Investors were be looking to hear how CVS's (CVS) continued transition into a pharmacy benefits manager is going and what the longer term impact of exiting Tricare will be.
CVS, which reported this morning, saw shares drop 16% in pre-market trading after the company lowered its profit outlook for this year. The drug store giant recently exited Tricare -- the military health program for the Department of Defense -- a curious move to investors, which has impacted the company's pharmacy market share.
However, Leerink analyst David Larsen didn't believe the impact will be that large. "While there are ~127M+ scripts associated with Tricareeach year, we estimate that just ~30.6M of these prescriptions are 'retail' and as a result we do not believe that CVS' exclusion from the Tricare network will be material," Larsen wrote in a note to clients.

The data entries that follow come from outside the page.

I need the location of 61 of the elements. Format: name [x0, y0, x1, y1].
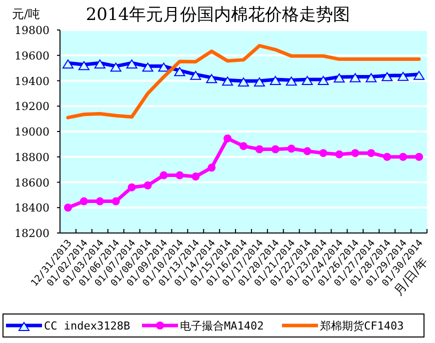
point	[238, 78, 249, 87]
point	[240, 142, 248, 150]
point	[78, 61, 90, 70]
y-tick-label: 19400	[14, 74, 50, 88]
point	[80, 197, 88, 206]
point	[62, 59, 74, 68]
point	[286, 76, 297, 86]
point	[176, 171, 184, 180]
legend-label: CC index3128B	[44, 320, 130, 332]
point	[206, 74, 218, 84]
point	[351, 149, 360, 158]
point	[335, 150, 344, 158]
point	[142, 62, 154, 72]
y-axis-title: 元/吨	[12, 7, 40, 21]
point	[96, 197, 104, 206]
point	[303, 147, 312, 156]
chart-title: 2014年元月份国内棉花价格走势图	[86, 5, 350, 25]
point	[110, 62, 122, 72]
legend-label: 电子撮合MA1402	[180, 320, 264, 332]
point	[270, 76, 281, 85]
point	[126, 59, 138, 68]
point	[367, 149, 376, 158]
point	[287, 144, 296, 153]
point	[112, 197, 120, 206]
point	[160, 171, 168, 180]
point	[382, 72, 393, 82]
y-tick-label: 19800	[14, 24, 50, 37]
point	[318, 76, 329, 85]
y-tick-label: 18400	[14, 202, 50, 215]
point	[398, 72, 409, 81]
point	[255, 145, 264, 154]
point	[222, 76, 234, 86]
point	[350, 73, 361, 82]
point	[302, 76, 313, 85]
point	[334, 73, 345, 82]
point	[174, 67, 186, 76]
point	[64, 204, 72, 212]
point	[94, 59, 106, 68]
point	[190, 70, 202, 80]
point	[254, 78, 265, 87]
point	[415, 152, 424, 161]
y-tick-label: 19200	[14, 100, 50, 114]
point	[192, 172, 200, 181]
y-tick-label: 18200	[14, 227, 50, 240]
line-series	[66, 44, 421, 120]
point	[383, 152, 392, 161]
y-tick-label: 19000	[14, 126, 50, 138]
point	[319, 149, 328, 158]
point	[224, 134, 232, 142]
y-tick-label: 18800	[14, 150, 50, 164]
point	[208, 164, 216, 172]
point	[414, 70, 425, 80]
point	[366, 73, 377, 82]
y-tick-label: 19600	[14, 49, 50, 62]
legend-label: 郑棉期货CF1403	[320, 320, 404, 332]
point	[158, 62, 170, 72]
point	[399, 152, 408, 161]
y-tick-label: 18600	[14, 176, 50, 190]
point	[144, 181, 152, 190]
point	[271, 145, 280, 154]
point	[128, 183, 136, 192]
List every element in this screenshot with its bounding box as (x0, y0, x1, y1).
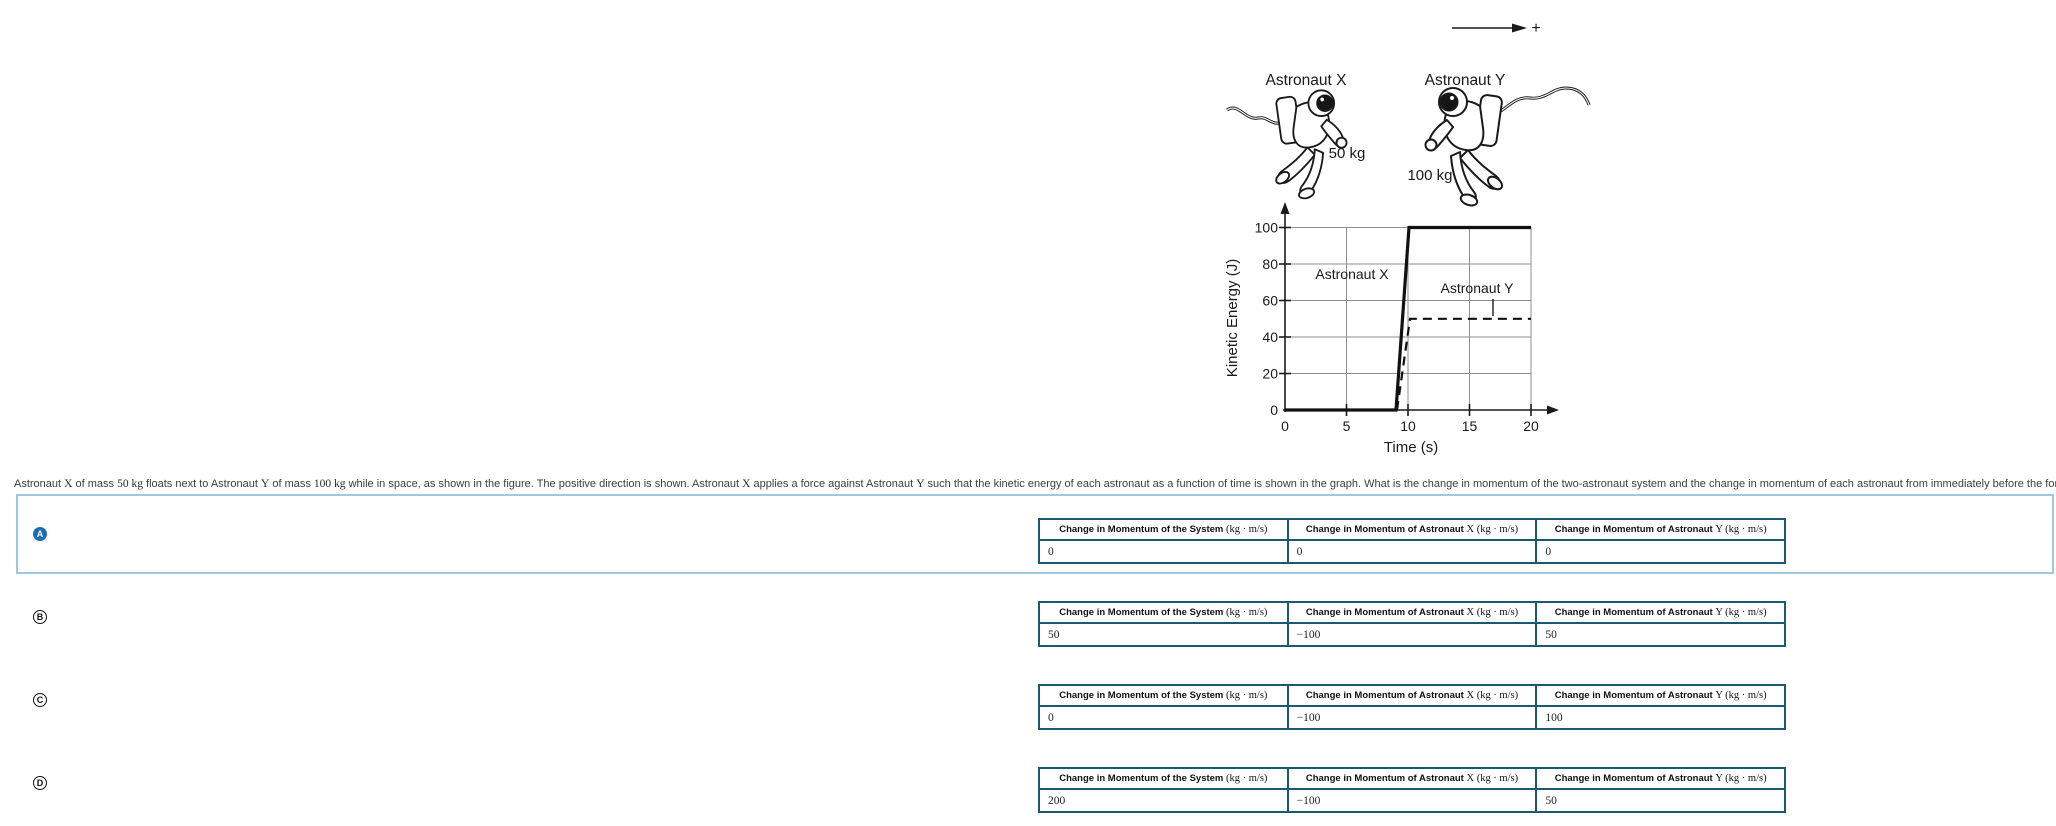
col-header-astronaut-y: Change in Momentum of Astronaut Y (kg · … (1535, 601, 1786, 624)
y-tick-80: 80 (1262, 256, 1278, 272)
col-header-astronaut-y: Change in Momentum of Astronaut Y (kg · … (1535, 684, 1786, 707)
value-astronaut-y: 50 (1535, 622, 1786, 647)
tether-right (1491, 86, 1591, 118)
answer-option-d[interactable]: D Change in Momentum of the System (kg ·… (16, 743, 2054, 823)
value-astronaut-y: 50 (1535, 788, 1786, 813)
col-header-astronaut-x: Change in Momentum of Astronaut X (kg · … (1286, 684, 1538, 707)
option-d-radio[interactable]: D (33, 776, 47, 790)
y-tick-60: 60 (1262, 293, 1278, 309)
astronaut-y-drawing (1424, 87, 1506, 209)
value-system: 50 (1038, 622, 1289, 647)
col-header-system: Change in Momentum of the System (kg · m… (1038, 601, 1289, 624)
y-axis-arrowhead (1280, 202, 1290, 214)
x-tick-20: 20 (1523, 418, 1539, 434)
value-system: 200 (1038, 788, 1289, 813)
col-header-system: Change in Momentum of the System (kg · m… (1038, 767, 1289, 790)
astronaut-y-title: Astronaut Y (1425, 72, 1506, 89)
answer-option-a[interactable]: A Change in Momentum of the System (kg ·… (16, 494, 2054, 574)
x-tick-10: 10 (1400, 418, 1416, 434)
question-text: Astronaut X of mass 50 kg floats next to… (14, 478, 2056, 490)
x-tick-5: 5 (1343, 418, 1351, 434)
option-b-radio[interactable]: B (33, 610, 47, 624)
answer-option-b[interactable]: B Change in Momentum of the System (kg ·… (16, 577, 2054, 657)
tether-left (1226, 106, 1282, 125)
astronaut-x-title: Astronaut X (1266, 72, 1348, 89)
astronaut-x-series-line (1285, 225, 1531, 412)
y-tick-100: 100 (1255, 220, 1279, 236)
x-axis-arrowhead (1547, 405, 1559, 415)
positive-direction-label: + (1531, 20, 1540, 37)
option-a-table: Change in Momentum of the System (kg · m… (1038, 518, 1786, 564)
option-d-table: Change in Momentum of the System (kg · m… (1038, 767, 1786, 813)
y-tick-40: 40 (1262, 329, 1278, 345)
col-header-astronaut-x: Change in Momentum of Astronaut X (kg · … (1286, 518, 1538, 541)
value-system: 0 (1038, 705, 1289, 730)
value-astronaut-x: −100 (1286, 622, 1538, 647)
x-tick-15: 15 (1462, 418, 1478, 434)
figure-illustration: + Astronaut X Astronaut Y 50 kg 100 kg (1224, 20, 1591, 456)
y-axis-label: Kinetic Energy (J) (1224, 259, 1241, 377)
question-figure: + Astronaut X Astronaut Y 50 kg 100 kg (1180, 0, 1670, 468)
graph-astronaut-y-label: Astronaut Y (1441, 280, 1515, 296)
astronaut-y-series-line (1395, 317, 1531, 411)
col-header-astronaut-x: Change in Momentum of Astronaut X (kg · … (1286, 601, 1538, 624)
positive-direction-arrow: + (1452, 20, 1541, 37)
option-c-table: Change in Momentum of the System (kg · m… (1038, 684, 1786, 730)
col-header-astronaut-y: Change in Momentum of Astronaut Y (kg · … (1535, 767, 1786, 790)
astronaut-y-mass-label: 100 kg (1407, 167, 1452, 184)
option-b-table: Change in Momentum of the System (kg · m… (1038, 601, 1786, 647)
value-astronaut-x: 0 (1286, 539, 1538, 564)
value-astronaut-x: −100 (1286, 788, 1538, 813)
y-tick-0: 0 (1270, 402, 1278, 418)
astronaut-x-mass-label: 50 kg (1329, 145, 1366, 162)
y-tick-20: 20 (1262, 366, 1278, 382)
option-a-radio[interactable]: A (33, 527, 47, 541)
col-header-astronaut-y: Change in Momentum of Astronaut Y (kg · … (1535, 518, 1786, 541)
x-axis-label: Time (s) (1384, 439, 1438, 456)
value-astronaut-y: 100 (1535, 705, 1786, 730)
value-system: 0 (1038, 539, 1289, 564)
option-c-radio[interactable]: C (33, 693, 47, 707)
x-tick-0: 0 (1281, 418, 1289, 434)
kinetic-energy-graph: 0 20 40 60 80 100 0 5 10 15 20 Time (s) … (1224, 202, 1559, 456)
col-header-system: Change in Momentum of the System (kg · m… (1038, 684, 1289, 707)
value-astronaut-x: −100 (1286, 705, 1538, 730)
value-astronaut-y: 0 (1535, 539, 1786, 564)
answer-option-c[interactable]: C Change in Momentum of the System (kg ·… (16, 660, 2054, 740)
answer-options: A Change in Momentum of the System (kg ·… (16, 494, 2054, 826)
col-header-astronaut-x: Change in Momentum of Astronaut X (kg · … (1286, 767, 1538, 790)
col-header-system: Change in Momentum of the System (kg · m… (1038, 518, 1289, 541)
graph-astronaut-x-label: Astronaut X (1315, 266, 1389, 282)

Despite Larsen's tempered negativity, he did note that many investors believe the move will have an "unfavorable EPS impact to CVS will be much higher than what we estimate."
Credit Suisse analyst Robert Willoughby cut his 2017 earnings estimates to $6.55 a share, down from $6.60 a share, because of the loss of the contract. However, other aspects of the company's business, like "another solid PBM selling season in 2017, deal synergies from recent transactions including Target pharmacies," and the ability to add more stores are "tailwinds" for the company.
Analysts surveyed by Yahoo! Finance expect the company to earn cents a share on $45.3 billion in revenues.
In addition to the impact from the loss of Tricare, investors are looking to hear how CVS's role as a pharmacy benefits manager (PBM) is going, as well as how taking over Target's (TGT) pharmacies is going.